Rep. George Santos (R-NY) is refusing to fade into the shadows as he faces possible expulsion from Congress.

The lawmaker, who is currently embroiled in legal troubles of his own, has announced a resolution to force a vote on the expulsion of Rep. Jamaal Bowman (D-NY) following Bowman’s recent misdemeanor charge related to his fire alarm stunt in the House office building in September.

Santos filed his resolution as “privileged,” which requires the chamber to take action within two legislative days. However, it remains uncertain whether he will still be in the House by that deadline, as a vote on his expulsion is set to be held on Friday. He may also not have enough support to pull off his plan to expel Bowman.

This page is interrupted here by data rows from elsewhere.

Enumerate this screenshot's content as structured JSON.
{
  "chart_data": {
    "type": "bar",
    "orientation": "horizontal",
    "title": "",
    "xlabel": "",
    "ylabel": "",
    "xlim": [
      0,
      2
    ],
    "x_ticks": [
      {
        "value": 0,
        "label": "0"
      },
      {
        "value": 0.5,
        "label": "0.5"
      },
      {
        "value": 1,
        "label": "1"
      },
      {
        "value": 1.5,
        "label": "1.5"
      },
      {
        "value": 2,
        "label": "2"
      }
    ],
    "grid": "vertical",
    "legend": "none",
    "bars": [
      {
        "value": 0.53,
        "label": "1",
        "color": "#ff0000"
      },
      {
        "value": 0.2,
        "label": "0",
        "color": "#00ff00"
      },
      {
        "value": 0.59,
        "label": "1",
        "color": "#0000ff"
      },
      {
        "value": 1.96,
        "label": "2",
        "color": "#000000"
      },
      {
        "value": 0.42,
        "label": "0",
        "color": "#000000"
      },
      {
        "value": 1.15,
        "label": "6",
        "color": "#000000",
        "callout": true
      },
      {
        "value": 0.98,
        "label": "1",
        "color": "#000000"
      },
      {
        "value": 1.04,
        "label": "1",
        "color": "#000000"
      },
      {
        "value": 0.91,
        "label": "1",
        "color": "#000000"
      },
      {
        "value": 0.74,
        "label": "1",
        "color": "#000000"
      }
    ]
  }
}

During a press conference outside the Capitol on Thursday, Santos unveiled his plans, even as he faces 23 federal criminal counts. Refraining from discussing the allegations against him, he went all out on the Ethics Committee, labeling their final report as “slanderous” and “unprecedented.”

“They go ahead and release this report littered, littered in hyperbole, littered in opinion, that would have — no decent cop would bring this to a prosecutor or a [district attorney] and says here’s our report, go ahead and charge,” Santos stated.

Santos firmly believes that the Ethics Committee’s actions are politically motivated, referring to them as a “smear.” Nevertheless, he announced that he would not seek re-election. He also refuses to resign, arguing that an expulsion vote by the House would set a dangerous precedent regarding due process.

The Ethics Committee report established his guilt regarding the violation of federal criminal laws with which he is charged. According to the committee’s findings, he used funds that were meant for his campaign for personal use, such as trips and Botox. Some of the misused campaign funds were used to make purchases from adult content platform OnlyFans.

Expulsion from the House requires a two-thirds majority vote, a rare occurrence in U.S. history. Only a few members have been expelled, two due to convictions, and three others in 1861 for supporting the Confederacy. If Santos is removed, it could potentially open the door for a Democrat to win a special election in his Long Island district.